Homem com tornozeleira eletrônica é preso suspeito de cometer dez furtos e tentativas durante a madrugada
Segundo a investigação, homem de 38 anos teria cometido sete furtos e três tentativas em um intervalo de cerca de três horas.

Um homem de 38 anos foi preso em flagrante, em Batayporã, suspeito de cometer uma sequência de dez crimes patrimoniais durante a madrugada. Segundo a Polícia Civil, foram registrados sete furtos consumados e três tentativas em estabelecimentos comerciais.

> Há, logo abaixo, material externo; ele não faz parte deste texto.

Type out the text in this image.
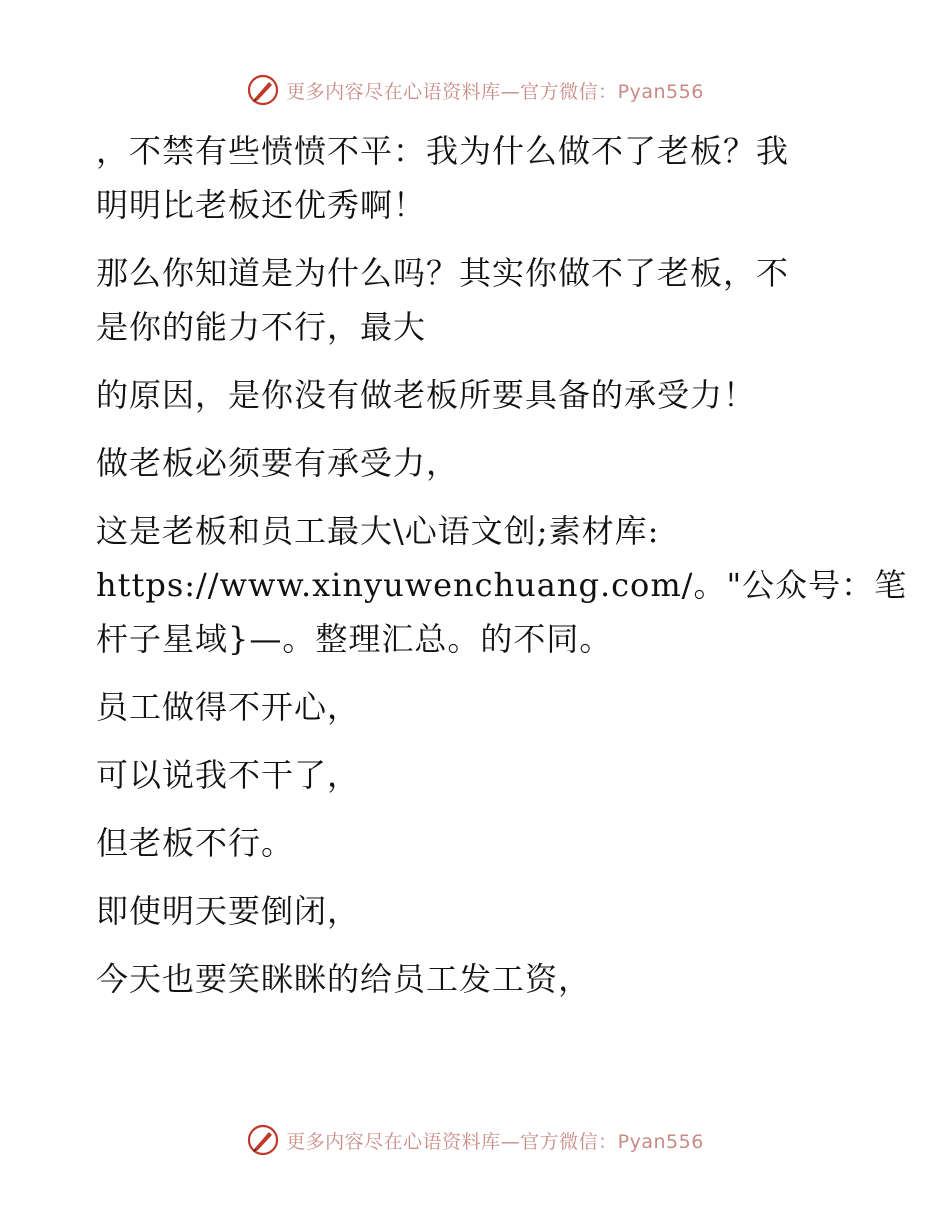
更多内容尽在心语资料库—官方微信：Pyan556
，不禁有些愤愤不平：我为什么做不了老板？我
明明比老板还优秀啊！
那么你知道是为什么吗？其实你做不了老板，不
是你的能力不行，最大
的原因，是你没有做老板所要具备的承受力！
做老板必须要有承受力，
这是老板和员工最大\心语文创;素材库:
https://www.xinyuwenchuang.com/。"公众号：笔
杆子星域}—。整理汇总。的不同。
员工做得不开心，
可以说我不干了，
但老板不行。
即使明天要倒闭，
今天也要笑眯眯的给员工发工资，
更多内容尽在心语资料库—官方微信：Pyan556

A prisão ocorreu na terça-feira (1º).
Crimes ocorreram em cerca de três horas
De acordo com a investigação, os crimes aconteceram entre aproximadamente 22h40 e 1h40. O suspeito teria passado por diferentes estabelecimentos, arrombando portas e vitrines de vidro do tipo blindex.
As vítimas foram atendidas pela Delegacia de Polícia Civil de Batayporã, que registrou as ocorrências e iniciou as investigações em conjunto com a Delegacia de Nova Andradina. A análise de imagens de câmeras de segurança permitiu identificar o homem.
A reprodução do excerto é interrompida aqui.